Należy rozumieć, że w XIII wieku. Europa w żadnym wypadku nie była Europą, którą stanie się za trzy stulecia. Wyższość techniczna i technologiczna, którą miał wykazać wieki później, była jeszcze w powijakach (raczej przygotowywała się do wyłonienia) w ogniu licznych wojen i konfliktów tamtych czasów. Wschód, Bliski i Daleki były na znacznie wyższym etapie rozwoju kulturalnego. W rzeczywistości Europa była tylko dużym półwyspem na północno-zachodnich obrzeżach zamieszkanej ekumeny, niezbyt dogodnym do życia, niezbyt rozwiniętym przemysłowo i kulturowo. Jedno słowo - krawędź świata, nic więcej.
Chiny, które były zapleczem intelektualnym imperium mongolskiego, znacznie prześcignęły Europę kulturowo i technicznie, to samo można powiedzieć o podbitych przez Mongołów i włączonych przez nich do imperium krajach Bliskiego i Środkowego Wschodu.
Dla jasności, aby zrozumieć różnicę w poziomach rozwoju kulturowego Azji i Europy, można porównać próbki twórczości literackiej przedstawicieli obu części świata.

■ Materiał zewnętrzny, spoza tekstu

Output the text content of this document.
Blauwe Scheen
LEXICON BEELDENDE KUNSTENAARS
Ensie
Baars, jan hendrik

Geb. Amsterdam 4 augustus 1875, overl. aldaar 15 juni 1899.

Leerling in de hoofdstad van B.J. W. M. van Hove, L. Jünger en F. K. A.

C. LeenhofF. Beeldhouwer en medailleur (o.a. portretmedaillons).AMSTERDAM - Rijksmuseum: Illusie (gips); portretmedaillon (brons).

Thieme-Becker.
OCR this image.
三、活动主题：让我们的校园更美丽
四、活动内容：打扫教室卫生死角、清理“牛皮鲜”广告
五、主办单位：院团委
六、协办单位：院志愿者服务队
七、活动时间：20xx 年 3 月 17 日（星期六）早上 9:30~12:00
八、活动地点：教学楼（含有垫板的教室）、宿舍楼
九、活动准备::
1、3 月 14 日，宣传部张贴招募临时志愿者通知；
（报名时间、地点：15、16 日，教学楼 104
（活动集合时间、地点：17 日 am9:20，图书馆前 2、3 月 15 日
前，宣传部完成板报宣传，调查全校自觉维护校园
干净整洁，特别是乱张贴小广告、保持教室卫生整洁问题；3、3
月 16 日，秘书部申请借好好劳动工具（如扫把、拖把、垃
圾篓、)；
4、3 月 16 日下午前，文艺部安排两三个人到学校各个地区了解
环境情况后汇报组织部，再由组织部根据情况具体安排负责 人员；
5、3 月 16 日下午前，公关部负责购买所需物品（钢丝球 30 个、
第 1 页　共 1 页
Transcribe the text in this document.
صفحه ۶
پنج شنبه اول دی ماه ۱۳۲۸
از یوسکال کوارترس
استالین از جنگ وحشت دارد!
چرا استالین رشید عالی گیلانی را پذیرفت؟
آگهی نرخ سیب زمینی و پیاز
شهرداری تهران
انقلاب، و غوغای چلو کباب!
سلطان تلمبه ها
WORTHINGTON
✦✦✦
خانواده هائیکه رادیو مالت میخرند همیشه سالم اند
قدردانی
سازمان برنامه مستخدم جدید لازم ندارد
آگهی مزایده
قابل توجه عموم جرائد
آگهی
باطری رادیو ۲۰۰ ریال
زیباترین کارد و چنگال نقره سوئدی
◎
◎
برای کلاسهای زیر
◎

Wielu czytelników, choć sami tego nie podejrzewają, zna żywy przykład twórczości chińskiego poety, a także męża stanu Su Dong-po, czyli Su Shi, który mieszkał w Chinach w XI wieku. To jest piosenka „Łódź” w wykonaniu Konstantina Kincheva. Posłuchaj tekstu tej pieśni, została napisana około 950 lat temu, a następnie dla porównania przeczytaj tekst „Pieśń Rolanda” lub „Słowo Zastępu Igora”, napisany sto lat później po drugiej stronie globu. W żadnym wypadku nie chcę umniejszać walorów artystycznych obu dzieł, ale różnica między nimi a twórczością poetycką chińskiego urzędnika wydaje się tak uderzająca, że wydaje się być najlepszą ilustracją tezy o ogólnym zapóźnieniu Europy w stosunku do Azji w średniowieczu.
Cytat ze słynnego traktatu chińskiego autora Sun Tzu „Sztuka wojny” również nie został przypadkowo włączony do epigrafu do tego opracowania (zob. część pierwsza). Mongołowie, mając stały kontakt z Chinami, niewątpliwie zdawali sobie sprawę z wyższości kulturowej tych ostatnich i oczywiście byli pod ich wpływem. Militarny i polityczny geniusz Czyngis-chana zdołał skierować przenikanie kultury chińskiej do środowiska mongolskiego dość osobliwą drogą, ale w rezultacie ta penetracja została znacznie przyspieszona i ostatecznie była bardzo cementującą siłą, która była w stanie zjednoczyć i podporządkowane jednej woli rozległe terytorium od Oceanu Spokojnego po Dunaj i Karpaty.
A kiedy mongolskie tumeny pojawiły się na polach Europy, wzdrygnęła się z przerażenia nie dlatego, że Mongołowie wykazywali bezprecedensowe okrucieństwo (sami Europejczycy byli dla siebie nie mniej okrutni), nie dlatego, że ci Mongołowie byli tak liczni (było ich wielu, ale nie strasznie dużo), ale dlatego, że ci sami „dzicy”, nomadzi, wykazali się dyscypliną, jednością, sterowalnością, wyposażeniem technicznym i organizacją nieosiągalną dla Europejczyków. Byli po prostu bardziej cywilizowani.